On the cellular overviews with painted expression data, users will find legends explaining the color schema and cutoffs. If the data is from a time series or multiple columns (such as in the example file), users will see the moving images with expression levels marked for up-, down-regulated or no change. By hovering the mouse over the painted reaction and pathway it provides a pop-up option to zoom on the pathway view to visualize the expression for each gene associated to the given reaction. If for example there are multiple genes in a complex or multiple isomer (paralog) gene ids that are listed each one will be colored respectively for its specific expression value. The 'save views' option is available at the bottom of the painted overview page.

Highlighting overexpressed genes. The Omics viewer itself does not provide tools to test whether the expression level of a given gene is statistically significant. However, it allows quick visual comparisons of overexpressed genes and pathways. The users can choose a specific threshold for their data by going back to the Omics Viewer main page, and enter that the desired threshold next to "Three color display with specified threshold" under the Color Scheme section. The users can then see the highlighted pathways from a bird's eye view. If they know where their pathways of interests are located, they can get a quick glimpse of their expression patterns. The Omics viewer also provides a list of overexpressed genes when "generate a table of individual pathways exceeding threshold" option is chosen on the main Omics page.

Differential expression. Instead of looking at each data column separately that specifies a single condition, the Omics Viewer allows displaying the ratio of two data columns that provides relative expression levels. Supplementary Figure S1 shows the ratio of expressed genes in shoot apical meristem and stem V4 vs. leaf base of expanding leaf V5 (Step 3a), and embryo, 24 days after pollination vs. kernel, 24 days after pollination (Step 3b). Looking at the relative expression levels can inform the users about the tissue-specific genes and pathways. A quick comparison of pathways reveals change in expression patterns. In Steps 3 and 4, suberin biosynthesis (red box) and C4 photosynthetic carbon assimilation cycle pathways (blue box) are highlighted to show tissue-specific expression differences.

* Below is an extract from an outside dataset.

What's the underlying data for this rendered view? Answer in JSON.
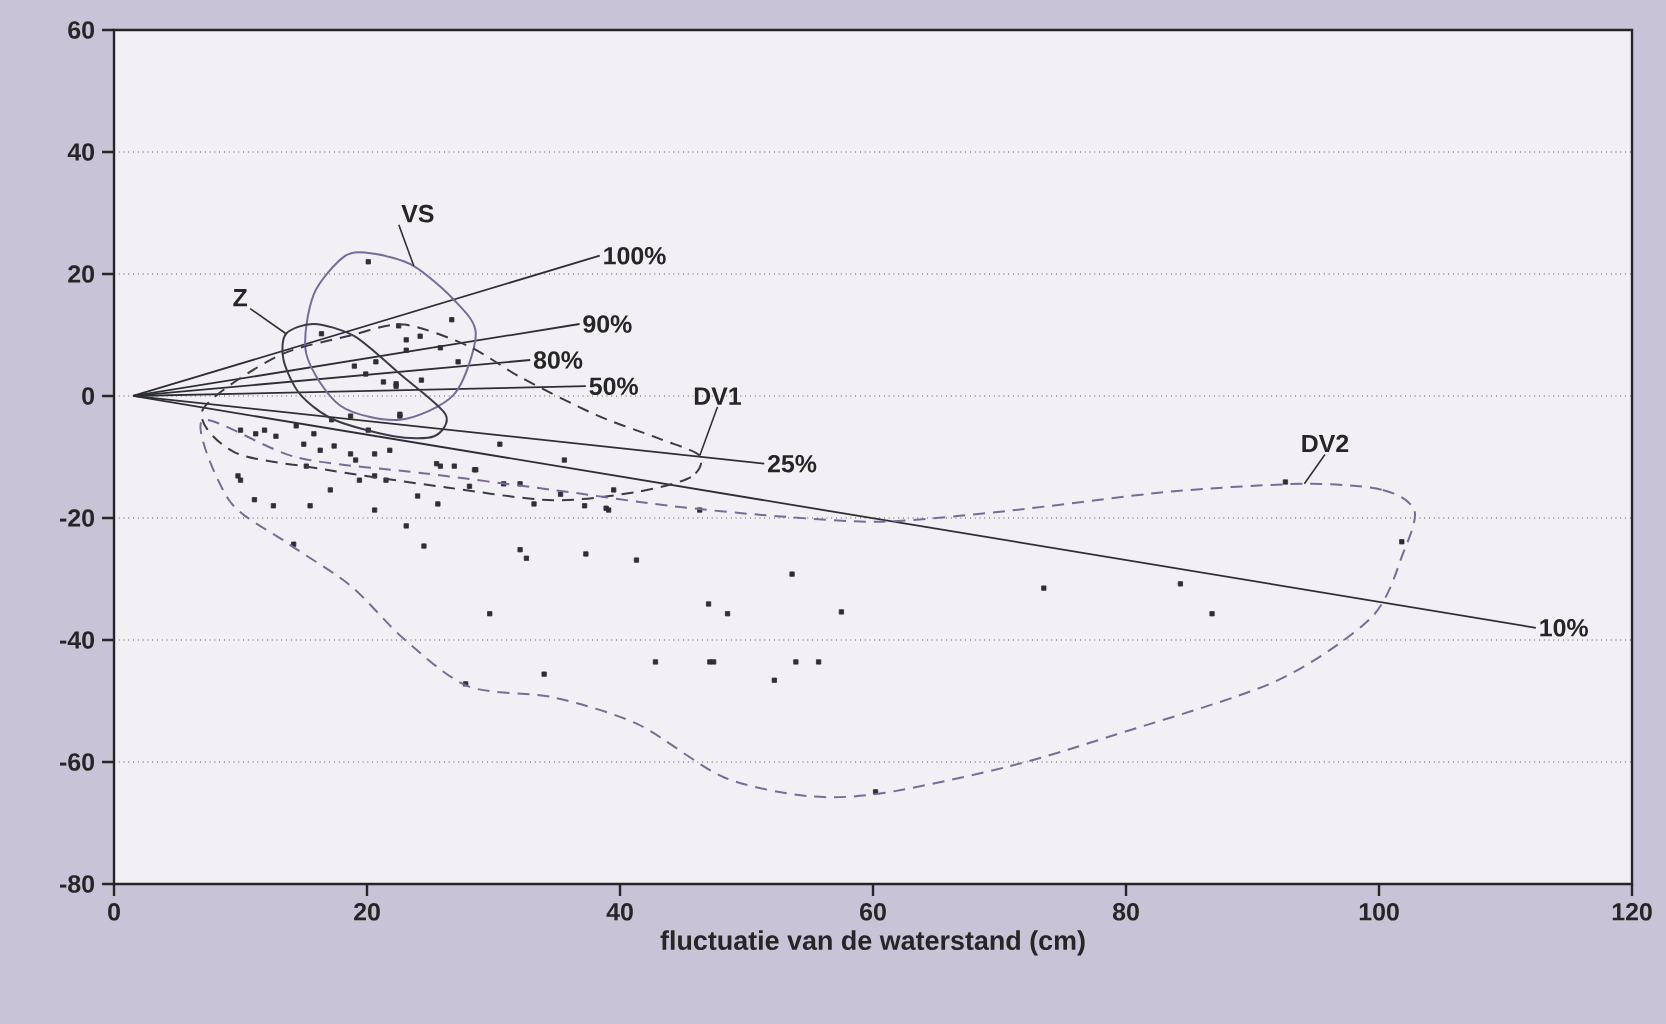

Visualizing specific pathways. Although the global view of the cellular pathways is definitely useful, the users may also want to look at specific pathways of their interest at a higher resolution for analysis or maybe for publications. The Omics Viewer has the capability of displaying each pathway individually, which enables to save them as image files. At the end of the page of the colored cellular overview, there is a link that says "Instructions for saving this diagram to your local disk." This link contains more than the instructions. It also has a link to the set of pathway image files. The users can click in the "Link" in the second bullet point that says. The link takes you to a webpage that has all the pathway images with expression levels displayed on them. These figures can be copied and pasted in presentations and used in publications. As an example, Supplementary Figure S1 shows a detailed comparison of expressions of biosynthesis pathways for shoot apical meristem and stem V4 vs. leaf base of expanding leaf V5 (Step 3a), (Step 4a) and embryo, 24 days after pollination vs. kernel, 24 days after pollination (Step 4b). The figures also allow a visual comparison of expression levels in the isozymes associated with the suberin biosynthesis pathway, differentiated with colors as well as with the number of lines designating pathways.